Beck: One of the things that came out of the film was that it really helped me to process this experience of being here. I worked on it for five years. So, it was five years of like writing it and rewriting and writing it and rewriting and I did a lot of that on my own. And then at the end, I had people look at it as well. I had to tell my own story to myself and make sense of it. And that's, I think, a really powerful way for anyone to process their life. 
Shapiro: You were making art before you came here. 
Beck: I was making art before I came here. Yeah.

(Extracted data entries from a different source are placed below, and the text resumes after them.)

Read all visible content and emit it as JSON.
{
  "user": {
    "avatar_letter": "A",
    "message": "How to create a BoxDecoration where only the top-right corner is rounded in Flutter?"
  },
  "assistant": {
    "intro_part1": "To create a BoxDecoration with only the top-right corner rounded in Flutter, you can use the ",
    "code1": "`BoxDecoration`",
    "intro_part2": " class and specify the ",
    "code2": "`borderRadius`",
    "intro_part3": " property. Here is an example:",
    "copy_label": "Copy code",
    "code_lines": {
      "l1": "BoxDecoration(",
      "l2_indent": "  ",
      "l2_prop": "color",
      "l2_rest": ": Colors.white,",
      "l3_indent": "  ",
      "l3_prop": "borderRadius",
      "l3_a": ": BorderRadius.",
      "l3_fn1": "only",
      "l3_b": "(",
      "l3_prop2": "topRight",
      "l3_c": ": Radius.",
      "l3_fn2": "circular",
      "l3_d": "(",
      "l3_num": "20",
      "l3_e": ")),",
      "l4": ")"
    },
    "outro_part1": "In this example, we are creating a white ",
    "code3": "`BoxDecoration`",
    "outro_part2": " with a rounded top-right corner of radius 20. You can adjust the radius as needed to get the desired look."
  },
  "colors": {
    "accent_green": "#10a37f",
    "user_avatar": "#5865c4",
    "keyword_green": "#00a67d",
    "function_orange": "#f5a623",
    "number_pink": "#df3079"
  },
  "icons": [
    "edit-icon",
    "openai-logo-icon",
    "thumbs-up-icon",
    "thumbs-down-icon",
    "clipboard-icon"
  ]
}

Shapiro: What was the difference? 
Beck: Before I came here, I wanted to make art, but I felt like I wasn't allowed to. So, when I came here, I heard about the Shop, and I felt like I wasn't allowed to go there. But with the help of the nurses, I mean, there's a lot of support here. So, with everyone's help, I was able to get there, and once I got there, I met one of the teachers, and they started me off, and so I was able to start working here. 
Shapiro: For me, one of the powerful messages in the film is the usefulness of a separate space while psychotherapy is going on, which is uniquely, as far as I can tell, an interpretation-free zone.

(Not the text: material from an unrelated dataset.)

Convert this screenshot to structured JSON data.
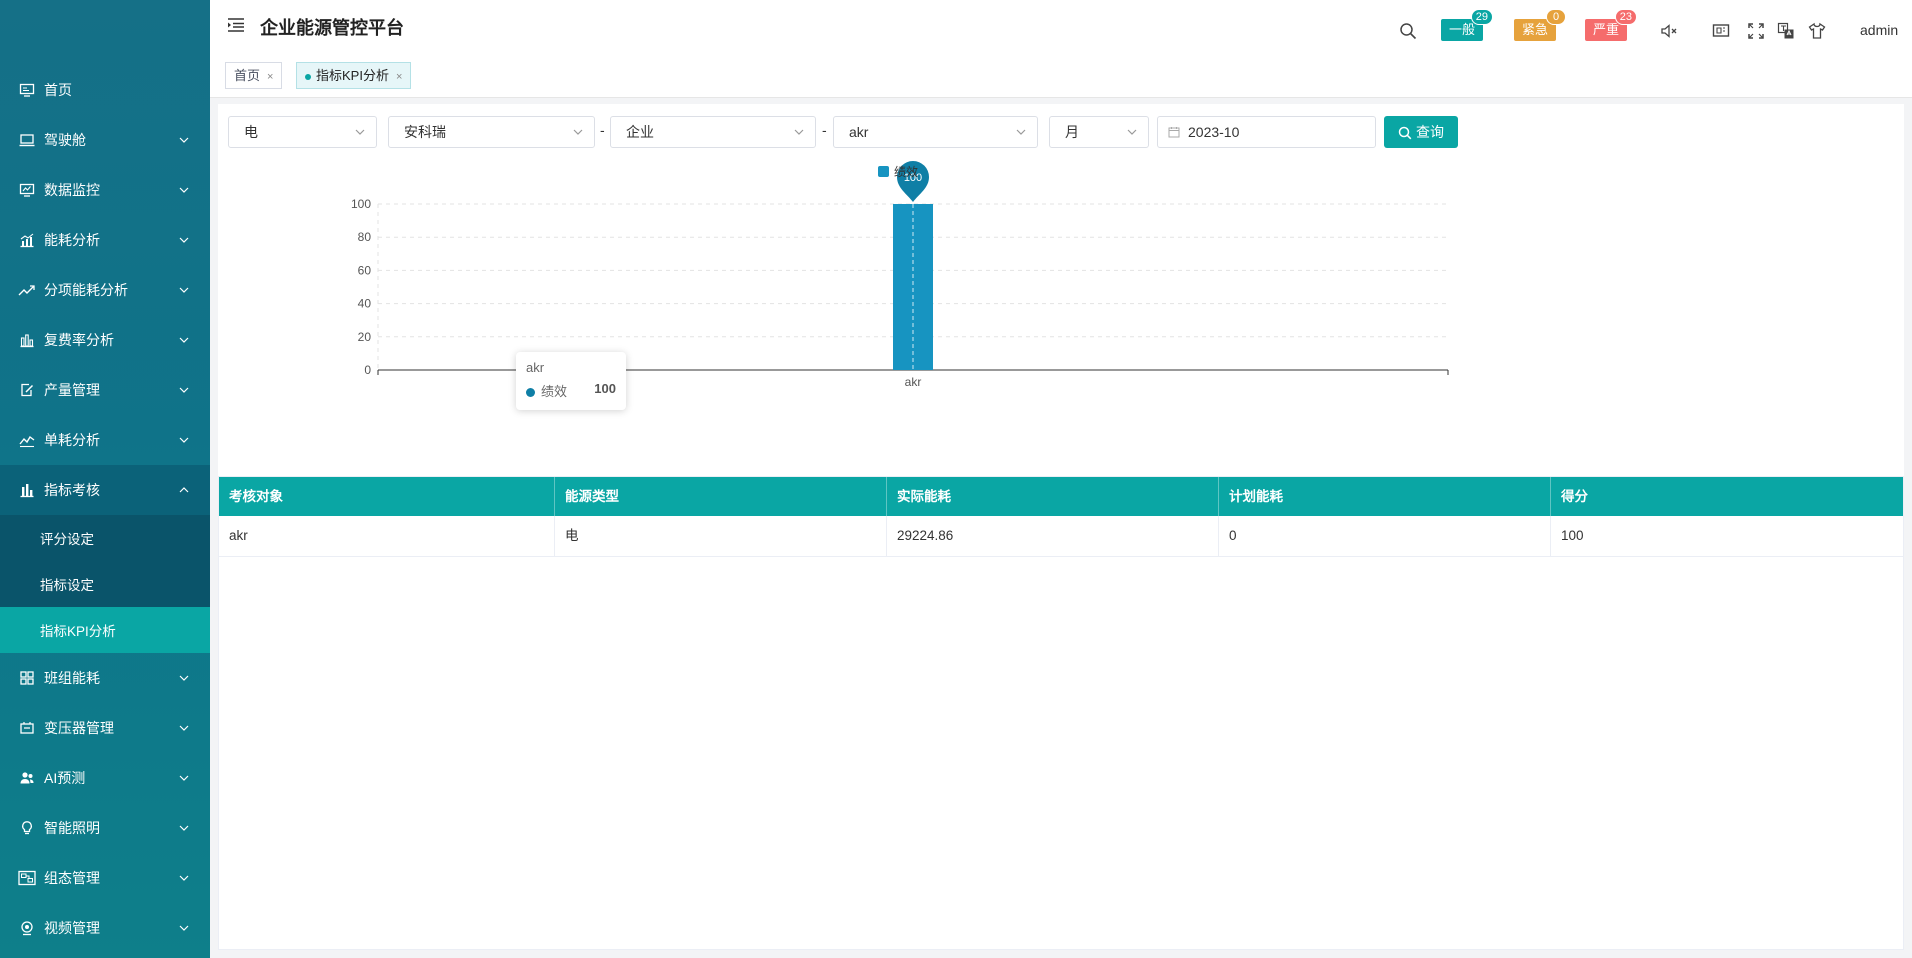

Beck: That was so important when I was here because I remembered when I'd go to the Shop, it was very important to me that they were not clinicians. They are artists.
Shapiro: There are kinds of places where people get stuck, particularly in relation to translating their reflective imagery into language. And I mean, art is a medium for that. Your film makes that pop a lot. 
Beck: Having been in a hospital, there's always, for me, there was this sense of like I was always really grateful to be here, but it wasn't something that I ever told anybody because it has a stigma. And when I did tell people, they didn't know what to say to me. Even my parents didn't want to talk to me about it. So, I got left with a feeling of like, I mean, I'm ashamed of this thing, but it's also the most amazing thing that happened to me. 
Shapiro: This is why I'm so excited about the film, because it's our mission. This is the mission of the Austen Riggs Center, it’s about recognizing that we all have struggles and need help periodically with it, and we don't lose any of our confidence because we're caught in something. And this, I mean, your film makes that so clear.